„Eigentlich dachte ich, das gestern würde ein lustiger Abend werden", teilte ich Elias am Nachmittag mit. Ich saß auf seiner Arbeitsplatte und schaute dabei zu, wie er Gemüse schnibbelte. „Dachte ich auch", entgegnete er und sah zu mir auf, „Habe ich überreagiert?" Ich schüttelte den Kopf und meinte: „Gestern habe ich es so empfunden, aber nachdem ich eine Nacht darüber geschlafen habe, bin ich nun anderer Meinung. Es kam einfach falsch bei dir an und ich hätte an deiner Stelle wahrscheinlich genauso reagiert. Und Karl hat wirklich bisschen provoziert." „Beruhigt mich, dass du das so siehst. Und Karl tut äußerlich immer so, als würde ihn unsere Beziehung nicht stören, aber innerlich sieht es bei ihm ganz anders aus. Vielleicht mag er es sich selbst nicht eingestehen, dass er immer noch Gefühle hat." „Wann habt ihr das letzte Mal geredet? Also so richtig?", wollte ich wissen. „Ist schon länger her. Vor den Faröer Inseln auf jeden Fall. Klar, wir sprechen im Training immer, aber halt eben sehr oberflächlich." Elias erhitzte in einer Pfanne Öl und gab kurz darauf das kleingeschnittene Gemüse dazu. Er stellte sich vor mich hin, legte seine Hände auf meine Oberschenkel und küsste mich.

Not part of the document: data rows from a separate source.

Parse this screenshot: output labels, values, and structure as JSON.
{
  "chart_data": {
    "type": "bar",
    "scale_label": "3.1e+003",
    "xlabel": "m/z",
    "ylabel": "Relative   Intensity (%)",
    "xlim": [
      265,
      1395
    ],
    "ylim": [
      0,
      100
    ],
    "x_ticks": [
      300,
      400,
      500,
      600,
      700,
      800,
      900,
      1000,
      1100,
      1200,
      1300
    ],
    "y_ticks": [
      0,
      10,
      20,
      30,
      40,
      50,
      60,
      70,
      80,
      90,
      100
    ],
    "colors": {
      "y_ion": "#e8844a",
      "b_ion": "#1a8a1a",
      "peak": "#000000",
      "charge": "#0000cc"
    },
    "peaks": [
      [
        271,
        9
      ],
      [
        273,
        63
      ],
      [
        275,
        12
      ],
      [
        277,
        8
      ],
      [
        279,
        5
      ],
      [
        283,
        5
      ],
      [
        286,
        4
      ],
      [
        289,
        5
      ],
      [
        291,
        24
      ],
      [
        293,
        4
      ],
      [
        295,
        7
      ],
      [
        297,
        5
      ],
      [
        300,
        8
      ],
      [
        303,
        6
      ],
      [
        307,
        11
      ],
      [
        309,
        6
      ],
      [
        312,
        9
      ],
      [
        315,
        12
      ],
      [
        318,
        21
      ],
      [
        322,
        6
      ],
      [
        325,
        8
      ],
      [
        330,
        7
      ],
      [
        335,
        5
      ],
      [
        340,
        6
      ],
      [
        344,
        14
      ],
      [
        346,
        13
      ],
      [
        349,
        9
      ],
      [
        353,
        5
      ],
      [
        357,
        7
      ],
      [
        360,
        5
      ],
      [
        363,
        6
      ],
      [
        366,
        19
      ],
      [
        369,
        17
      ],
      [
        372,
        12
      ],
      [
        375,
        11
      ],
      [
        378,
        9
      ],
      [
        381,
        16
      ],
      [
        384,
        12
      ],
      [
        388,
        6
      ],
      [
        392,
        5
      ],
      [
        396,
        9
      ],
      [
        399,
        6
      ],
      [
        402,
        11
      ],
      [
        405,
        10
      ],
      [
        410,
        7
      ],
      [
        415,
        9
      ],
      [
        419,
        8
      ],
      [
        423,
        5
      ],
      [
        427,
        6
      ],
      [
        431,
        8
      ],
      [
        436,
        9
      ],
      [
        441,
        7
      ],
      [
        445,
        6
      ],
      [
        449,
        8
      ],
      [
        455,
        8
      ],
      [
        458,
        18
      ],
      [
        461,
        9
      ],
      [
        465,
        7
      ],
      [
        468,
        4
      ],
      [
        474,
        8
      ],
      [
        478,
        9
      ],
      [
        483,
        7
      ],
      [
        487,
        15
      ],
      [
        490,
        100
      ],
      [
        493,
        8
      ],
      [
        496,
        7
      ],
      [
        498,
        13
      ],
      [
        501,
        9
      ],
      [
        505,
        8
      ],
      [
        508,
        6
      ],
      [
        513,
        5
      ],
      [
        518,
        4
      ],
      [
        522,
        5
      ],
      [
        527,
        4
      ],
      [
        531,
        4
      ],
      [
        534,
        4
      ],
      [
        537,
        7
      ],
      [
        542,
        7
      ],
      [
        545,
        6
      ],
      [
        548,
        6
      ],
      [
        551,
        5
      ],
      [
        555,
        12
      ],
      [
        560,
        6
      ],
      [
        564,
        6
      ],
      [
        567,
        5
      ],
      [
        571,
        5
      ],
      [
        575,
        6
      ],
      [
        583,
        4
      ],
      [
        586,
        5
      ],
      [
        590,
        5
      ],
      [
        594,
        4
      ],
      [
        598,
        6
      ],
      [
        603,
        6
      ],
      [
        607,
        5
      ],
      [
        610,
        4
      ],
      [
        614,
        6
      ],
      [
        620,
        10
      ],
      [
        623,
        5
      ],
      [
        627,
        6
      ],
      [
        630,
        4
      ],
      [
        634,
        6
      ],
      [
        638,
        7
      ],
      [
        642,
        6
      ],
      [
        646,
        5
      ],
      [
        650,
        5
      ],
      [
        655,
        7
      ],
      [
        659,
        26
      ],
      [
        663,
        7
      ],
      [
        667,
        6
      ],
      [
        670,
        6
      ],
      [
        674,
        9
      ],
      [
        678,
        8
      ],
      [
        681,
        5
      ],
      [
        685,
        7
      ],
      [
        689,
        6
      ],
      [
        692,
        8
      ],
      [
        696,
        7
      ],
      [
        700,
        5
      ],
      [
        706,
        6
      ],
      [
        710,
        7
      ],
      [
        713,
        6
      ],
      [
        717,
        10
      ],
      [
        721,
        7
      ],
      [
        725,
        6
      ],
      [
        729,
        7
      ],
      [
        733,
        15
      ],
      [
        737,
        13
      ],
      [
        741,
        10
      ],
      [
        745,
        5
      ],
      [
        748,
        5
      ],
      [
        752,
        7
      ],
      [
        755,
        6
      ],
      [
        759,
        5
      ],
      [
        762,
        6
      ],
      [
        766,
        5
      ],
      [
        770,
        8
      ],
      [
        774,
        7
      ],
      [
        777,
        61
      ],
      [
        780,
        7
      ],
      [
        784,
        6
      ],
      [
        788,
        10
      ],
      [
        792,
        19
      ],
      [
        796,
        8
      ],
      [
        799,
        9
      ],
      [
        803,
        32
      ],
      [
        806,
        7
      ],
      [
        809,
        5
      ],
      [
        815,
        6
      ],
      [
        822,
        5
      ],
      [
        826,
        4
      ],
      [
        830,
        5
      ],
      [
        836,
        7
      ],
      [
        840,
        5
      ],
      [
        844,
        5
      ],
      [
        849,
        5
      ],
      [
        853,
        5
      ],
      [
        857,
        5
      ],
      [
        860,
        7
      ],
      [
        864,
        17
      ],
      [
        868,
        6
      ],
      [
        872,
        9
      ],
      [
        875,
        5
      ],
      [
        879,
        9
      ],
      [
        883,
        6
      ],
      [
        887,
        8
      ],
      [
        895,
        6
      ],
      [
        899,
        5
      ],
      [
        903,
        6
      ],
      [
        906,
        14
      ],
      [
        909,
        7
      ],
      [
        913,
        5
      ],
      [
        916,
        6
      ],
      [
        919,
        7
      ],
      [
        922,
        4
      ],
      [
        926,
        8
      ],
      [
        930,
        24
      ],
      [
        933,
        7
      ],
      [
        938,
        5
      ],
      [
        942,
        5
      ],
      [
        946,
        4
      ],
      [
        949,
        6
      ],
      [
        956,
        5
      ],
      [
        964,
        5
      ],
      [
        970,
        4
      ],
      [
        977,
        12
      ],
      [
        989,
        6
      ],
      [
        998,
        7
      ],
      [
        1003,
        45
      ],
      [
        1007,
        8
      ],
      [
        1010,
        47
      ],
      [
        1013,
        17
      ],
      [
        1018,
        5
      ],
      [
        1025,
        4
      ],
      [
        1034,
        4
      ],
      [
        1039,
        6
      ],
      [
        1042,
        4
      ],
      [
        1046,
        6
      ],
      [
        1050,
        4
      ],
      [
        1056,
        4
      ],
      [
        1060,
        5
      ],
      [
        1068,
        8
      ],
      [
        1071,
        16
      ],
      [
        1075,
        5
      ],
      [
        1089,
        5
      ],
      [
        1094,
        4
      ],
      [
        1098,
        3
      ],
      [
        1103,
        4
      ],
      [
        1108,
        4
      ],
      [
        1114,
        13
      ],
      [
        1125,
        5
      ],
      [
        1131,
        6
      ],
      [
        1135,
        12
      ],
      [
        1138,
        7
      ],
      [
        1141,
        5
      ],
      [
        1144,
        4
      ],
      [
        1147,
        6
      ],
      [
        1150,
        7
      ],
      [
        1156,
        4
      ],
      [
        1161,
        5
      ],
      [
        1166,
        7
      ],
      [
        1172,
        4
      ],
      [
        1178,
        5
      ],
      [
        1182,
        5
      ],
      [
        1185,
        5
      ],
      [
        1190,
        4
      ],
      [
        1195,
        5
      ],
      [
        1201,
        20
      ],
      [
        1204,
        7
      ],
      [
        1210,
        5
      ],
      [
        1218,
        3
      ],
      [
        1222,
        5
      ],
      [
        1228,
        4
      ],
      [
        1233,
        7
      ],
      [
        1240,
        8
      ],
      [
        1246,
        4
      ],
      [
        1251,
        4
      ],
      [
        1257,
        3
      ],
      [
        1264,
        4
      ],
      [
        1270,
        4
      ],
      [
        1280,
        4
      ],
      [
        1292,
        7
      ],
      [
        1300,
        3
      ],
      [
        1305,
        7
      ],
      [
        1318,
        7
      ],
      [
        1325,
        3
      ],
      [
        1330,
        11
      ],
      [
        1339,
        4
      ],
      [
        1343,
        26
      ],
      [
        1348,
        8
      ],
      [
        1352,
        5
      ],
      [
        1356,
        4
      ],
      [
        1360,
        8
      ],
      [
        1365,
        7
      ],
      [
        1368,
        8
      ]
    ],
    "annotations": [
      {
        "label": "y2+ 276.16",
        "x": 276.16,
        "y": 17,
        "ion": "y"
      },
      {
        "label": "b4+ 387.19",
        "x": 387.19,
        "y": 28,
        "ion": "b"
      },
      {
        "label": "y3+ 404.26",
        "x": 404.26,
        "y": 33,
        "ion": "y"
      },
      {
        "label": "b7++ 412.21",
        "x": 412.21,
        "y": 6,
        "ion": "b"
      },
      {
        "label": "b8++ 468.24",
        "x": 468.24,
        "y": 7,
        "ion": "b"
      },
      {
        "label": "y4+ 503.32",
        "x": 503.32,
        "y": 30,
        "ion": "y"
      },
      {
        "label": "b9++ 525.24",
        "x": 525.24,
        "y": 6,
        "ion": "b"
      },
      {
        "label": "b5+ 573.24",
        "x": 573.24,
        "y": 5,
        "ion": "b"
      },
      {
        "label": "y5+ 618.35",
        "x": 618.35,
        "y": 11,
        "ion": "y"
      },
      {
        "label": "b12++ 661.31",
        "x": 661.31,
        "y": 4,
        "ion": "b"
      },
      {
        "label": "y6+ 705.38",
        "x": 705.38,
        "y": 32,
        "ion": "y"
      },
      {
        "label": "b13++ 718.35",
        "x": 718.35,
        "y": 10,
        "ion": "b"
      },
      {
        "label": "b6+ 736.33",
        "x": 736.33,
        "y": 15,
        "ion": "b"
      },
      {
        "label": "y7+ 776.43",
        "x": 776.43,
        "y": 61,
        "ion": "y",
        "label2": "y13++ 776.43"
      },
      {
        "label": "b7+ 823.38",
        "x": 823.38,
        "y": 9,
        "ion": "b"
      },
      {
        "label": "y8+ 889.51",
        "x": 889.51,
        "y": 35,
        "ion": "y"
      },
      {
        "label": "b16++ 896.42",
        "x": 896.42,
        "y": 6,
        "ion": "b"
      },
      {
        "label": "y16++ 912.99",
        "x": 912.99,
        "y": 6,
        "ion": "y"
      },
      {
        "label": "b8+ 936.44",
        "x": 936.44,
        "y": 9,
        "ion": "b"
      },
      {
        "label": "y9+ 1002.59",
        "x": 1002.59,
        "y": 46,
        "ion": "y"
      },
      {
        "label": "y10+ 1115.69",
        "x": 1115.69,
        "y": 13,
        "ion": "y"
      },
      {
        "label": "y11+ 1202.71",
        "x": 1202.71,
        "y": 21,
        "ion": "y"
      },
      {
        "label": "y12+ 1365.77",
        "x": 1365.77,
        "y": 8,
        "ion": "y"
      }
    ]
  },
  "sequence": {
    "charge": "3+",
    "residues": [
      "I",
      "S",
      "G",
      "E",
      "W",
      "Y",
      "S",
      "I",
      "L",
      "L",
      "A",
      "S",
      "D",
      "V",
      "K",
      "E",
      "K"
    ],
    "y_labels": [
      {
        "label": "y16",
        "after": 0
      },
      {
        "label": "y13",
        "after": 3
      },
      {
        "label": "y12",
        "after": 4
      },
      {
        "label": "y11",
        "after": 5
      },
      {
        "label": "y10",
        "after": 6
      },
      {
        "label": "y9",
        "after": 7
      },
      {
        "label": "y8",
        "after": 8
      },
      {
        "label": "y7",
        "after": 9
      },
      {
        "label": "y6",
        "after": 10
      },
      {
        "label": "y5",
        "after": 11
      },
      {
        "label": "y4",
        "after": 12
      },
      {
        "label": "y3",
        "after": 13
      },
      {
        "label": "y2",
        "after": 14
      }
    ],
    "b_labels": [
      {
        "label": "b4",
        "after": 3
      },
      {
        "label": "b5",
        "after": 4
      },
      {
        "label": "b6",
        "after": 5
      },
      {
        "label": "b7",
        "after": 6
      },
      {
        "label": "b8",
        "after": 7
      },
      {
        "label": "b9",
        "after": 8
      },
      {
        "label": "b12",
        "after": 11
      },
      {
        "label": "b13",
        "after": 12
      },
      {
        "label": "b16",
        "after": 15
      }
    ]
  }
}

„Elias, das Essen!", erinnerte ich meinen Freund, der zu fokussiert auf mich war. Er lachte und ließ von mir ab. Ich nutzte die Gelegenheit und deckte schon einmal den Tisch. Den Abend heute wollten wir gemütlich ausklingen lassen. Einfach mal wieder nur zu zweit. „Hast du mal wieder was von deinen Eltern gehört oder von deiner Schwester? Wie geht es ihr?" „Alina geht's gut. Wir wollten nächste Woche mal wieder was zusammen machen nach ihrer Vorlesung. Und mit meinen Eltern hatte ich seither eigentlich keinen Kontakt. Ich habe ihnen Bilder von den Faröer Inseln geschickt, da haben wir kurz geschrieben. Das war's aber auch. Vielleicht fahre ich mal wieder hin, wenn ihr ein weiteres Auswärtsspiel habt und über Nacht weg seid", brachte ich meinen Freund auf den neusten Stand. „Ich würde sie ja wirklich gerne kennenlernen, aber alles mit seiner Zeit", lächelte Elias. „Wenn du willst, kannst du Alina kennenlernen. Sie findet dich toll", schlug ich grinsend vor. „Klar, warum nicht!" Elias schien sich wirklich darauf zu freuen. Ich glaube, in seiner Kultur war es etwas ganz Alltägliches - da kannte man die Eltern des Partners ja meist schon vor dem Partner selbst.
Unser Essen duftete herrlich. Wir nahmen Platz, Elias verteilte die Portionen auf unseren Tellern und wir wünschten uns einen guten Appetit. Ich liebte diese lockere Stimmung aktuell zwischen uns - gestern noch das große Drama und heute schon wieder Entspannung pur. Das liebte ich an Elias. Er war alles andere als nachtragend und das war eine bewundernswerte Eigenschaft, die ich aus meiner letzten Beziehung ebenfalls nicht kannte. Mit seinen Aussagen bestätigte er mir auch immer wieder, dass er kein Interesse mehr an Karl hatte. Das beruhigte mich natürlich auch ungemein.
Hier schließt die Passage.